MILANO - E' morta all'ospedale San Gerardo di Monza una ragazzina di 13 anni ricoverata per complicanze dovute al virus H1N1 dell'influenza A. La giovane vittima era non autosufficiente e affetta da una grave malattia dalla nascita. Era stata ricoverata per una insufficienza respiratoria acuta. La paziente é risultata poi positiva al test per il virus H1N1. Il decesso, secondo l'ospedale, non sarebbe quindi direttamente conseguente al virus dell'influenza A. La ragazza, spiega la direzione sanitaria del san Gerardo, si trovava nel reparto di rianimazione. "La paziente era portatrice di una grave sindrome malformativa toraco polmonare, che ha determinato l'evoluzione negativa della sindrome respiratoria".
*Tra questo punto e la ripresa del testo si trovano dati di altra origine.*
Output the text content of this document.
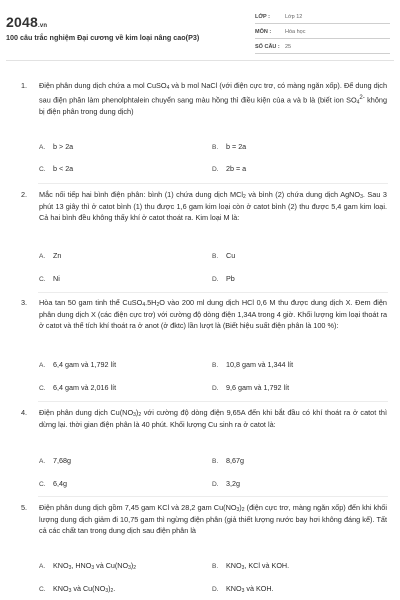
2048.vn
100 câu trắc nghiệm Đại cương về kim loại nâng cao(P3)
LỚP :	Lớp 12
MÔN :	Hóa học
SỐ CÂU : 25
1. Điện phân dung dịch chứa a mol CuSO$_4$ và b mol NaCl (với điện cực trơ, có màng ngăn xốp). Để dung dịch sau điện phân làm phenolphtalein chuyển sang màu hồng thì điều kiện của a và b là (biết ion $SO_4^{2-}$ không bị điện phân trong dung dịch)
A. b > 2a	B. b = 2a
C. b < 2a	D. 2b = a
2. Mắc nối tiếp hai bình điện phân: bình (1) chứa dung dịch MCl$_2$ và bình (2) chứa dung dịch AgNO$_3$. Sau 3 phút 13 giây thì ở catot bình (1) thu được 1,6 gam kim loại còn ở catot bình (2) thu được 5,4 gam kim loại. Cả hai bình đều không thấy khí ở catot thoát ra. Kim loại M là:
A. Zn	B. Cu
C. Ni	D. Pb
3. Hòa tan 50 gam tinh thể $CuSO_4.5H_2O$ vào 200 ml dung dịch HCl 0,6 M thu được dung dịch X. Đem điện phân dung dịch X (các điện cực trơ) với cường độ dòng điện 1,34A trong 4 giờ. Khối lượng kim loại thoát ra ở catot và thể tích khí thoát ra ở anot (ở đktc) lần lượt là (Biết hiệu suất điện phân là 100 %):
A. 6,4 gam và 1,792 lít	B. 10,8 gam và 1,344 lít
C. 6,4 gam và 2,016 lít	D. 9,6 gam và 1,792 lít
4. Điện phân dung dịch $Cu(NO_3)_2$ với cường độ dòng điện 9,65A đến khi bắt đầu có khí thoát ra ở catot thì dừng lại. thời gian điện phân là 40 phút. Khối lượng Cu sinh ra ở catot là:
A. 7,68g	B. 8,67g
C. 6,4g	D. 3,2g
5. Điện phân dung dịch gồm 7,45 gam KCl và 28,2 gam $Cu(NO_3)_2$ (điện cực trơ, màng ngăn xốp) đến khi khối lượng dung dịch giảm đi 10,75 gam thì ngừng điện phân (giả thiết lượng nước bay hơi không đáng kể). Tất cả các chất tan trong dung dịch sau điện phân là
A. $KNO_3$, $HNO_3$ và $Cu(NO_3)_2$	B. $KNO_3$, KCl và KOH.
C. $KNO_3$ và $Cu(NO_3)_2$.	D. $KNO_3$ và KOH.
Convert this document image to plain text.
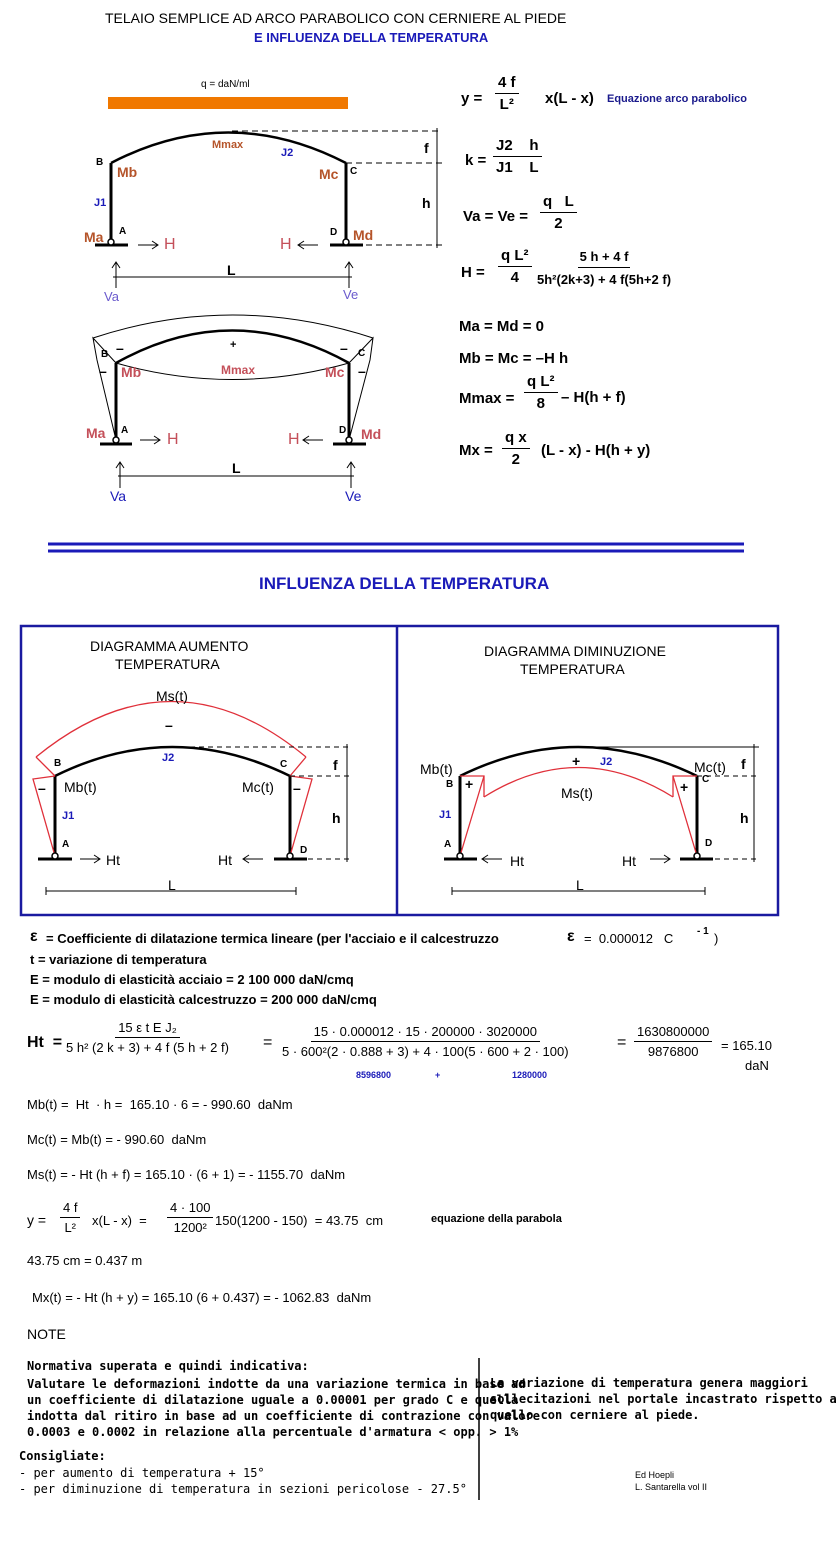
TELAIO SEMPLICE AD ARCO PARABOLICO CON CERNIERE AL PIEDE
E INFLUENZA DELLA TEMPERATURA
q = daN/ml
B
Mb
Mmax
J2
Mc C
J1
Ma A
H	H
D Md
L
Va	Ve
f
h
B –
– Mb
+
Mmax	Mc
– C
–
Ma A
H	H
D Md
L
Va	Ve
$y = \frac{4 f}{\text{L²}} x(L - x)$ Equazione arco parabolico
$k = \frac{J2 h}{J1 L}$
$Va = Ve = \frac{\text{q   L}}{2}$
$H = \frac{\text{q L²}}{4} \frac{5 h + 4 f}{\text{5h²(2k+3) + 4 f(5h+2 f)}}$
Ma = Md = 0
Mb = Mc = –H h
$Mmax = \frac{\text{q L²}}{8} - H(h + f)$
$Mx = \frac{\text{q x}}{2} (L - x) - H(h + y)$
INFLUENZA DELLA TEMPERATURA
DIAGRAMMA AUMENTO
TEMPERATURA
Ms(t)
–
J2
B	C
– Mb(t)	Mc(t) –
J1
A
Ht	Ht
D
f
h
L
DIAGRAMMA DIMINUZIONE
TEMPERATURA
+ J2
Mb(t)	Mc(t)
B +
Ms(t)	+ C
J1
A
Ht	Ht
D
f
h
L
ε = Coefficiente di dilatazione termica lineare (per l'acciaio e il calcestruzzo	ε =  0.000012   C - 1 )
t = variazione di temperatura
E = modulo di elasticità acciaio = 2 100 000 daN/cmq
E = modulo di elasticità calcestruzzo = 200 000 daN/cmq
$Ht = \frac{\text{15 ε t E J₂}}{\text{5 h² (2 k + 3) + 4 f (5 h + 2 f)}} = \frac{15 \cdot 0.000012 \cdot 15 \cdot 200000 \cdot 3020000}{\text{5 · 600²(2 · 0.888 + 3) + 4 · 100(5 · 600 + 2 · 100)}}$	= $\frac{1630800000}{9876800} = 165.10$
daN
8596800	+	1280000
Mb(t) =  Ht  · h =  165.10 · 6 = - 990.60  daNm
Mc(t) = Mb(t) = - 990.60  daNm
Ms(t) = - Ht (h + f) = 165.10 · (6 + 1) = - 1155.70  daNm
$y = \frac{4 f}{\text{L²}} x(L - x) = \frac{4 \cdot 100}{\text{1200²}} 150(1200 - 150) = 43.75$  cm	equazione della parabola
43.75 cm = 0.437 m
Mx(t) = - Ht (h + y) = 165.10 (6 + 0.437) = - 1062.83  daNm
NOTE
Normativa superata e quindi indicativa:
Valutare le deformazioni indotte da una variazione termica in base ad
un coefficiente di dilatazione uguale a 0.00001 per grado C e quella
indotta dal ritiro in base ad un coefficiente di contrazione con valore
0.0003 e 0.0002 in relazione alla percentuale d'armatura < opp. > 1%
Consigliate:
- per aumento di temperatura + 15°
- per diminuzione di temperatura in sezioni pericolose - 27.5°
La variazione di temperatura genera maggiori
sollecitazioni nel portale incastrato rispetto a
quello con cerniere al piede.
Ed Hoepli
L. Santarella vol II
La direzione del San Gerardo ha successivamente precisato che il decesso della ragazzina è avvenuto lunedì in mattinata. La tredicenne è la prima vittima del virus nell'ospedale monzese e la quarta in Lombardia. Secondo il responsabile della Rianimazione Roberto Fumagalli, la paziente non presentava all'inizio un quadro clinico preoccupante. Il ricovero era stato deciso precauzionalmente, viste le sue già precarie condizioni generali, e per l'influenza A era stato deciso di adottare la normale terapia prescritta in questi casi. "Le terapie tradizionali si sono però mostrate inefficaci - ha detto Fumagalli - la paziente è stata intubata, ma la crisi respiratoria sopravvenuta lunedì le è stata fatale". La malformazione congenita della giovane non ha permesso l'utilizzo dell'Ecmo, la macchina per la circolazione sanguigna extracorporea che ha contribuito in maniera determinante alla completa guarigione del giovane di Parma, primo paziente grave d'Italia curato a Monza e dimesso il 13 ottobre scorso. L'apparecchiatura è invece utilizzata nel caso della 14/enne con leucemia mieloide ricoverata al san Gerardo, colpita anche dal virus dall'influenza A durante il primo ciclo di chemioterapia. Le sue condizioni cliniche, specifica l'ospedale, sono definite stabili.

La nuova influenza miete oggi anche un'altra vittima: si tratta del tecnico radiologo che era ricoverato da alcuni giorni in rianimazione allo Spallanzani di Roma dopo avere contratto il virus. La notizia si è appresa da fonti sanitarie. L'uomo aveva patologie pregresse. Il tecnico radiologo lavorava all'ospedale di Anzio-Nettuno, vicino a Roma, ed aveva circa 50 anni.

Le sue condizioni erano migliorate due giorni fa poi il quadro si e' aggravato. L'uomo prima del ricovero nell'ospedale romano aveva presentato leggeri sintomi influenzali. Secondo quanto si apprende il tecnico radiologo si sarebbe recato al lavoro quando gia' era influenzato.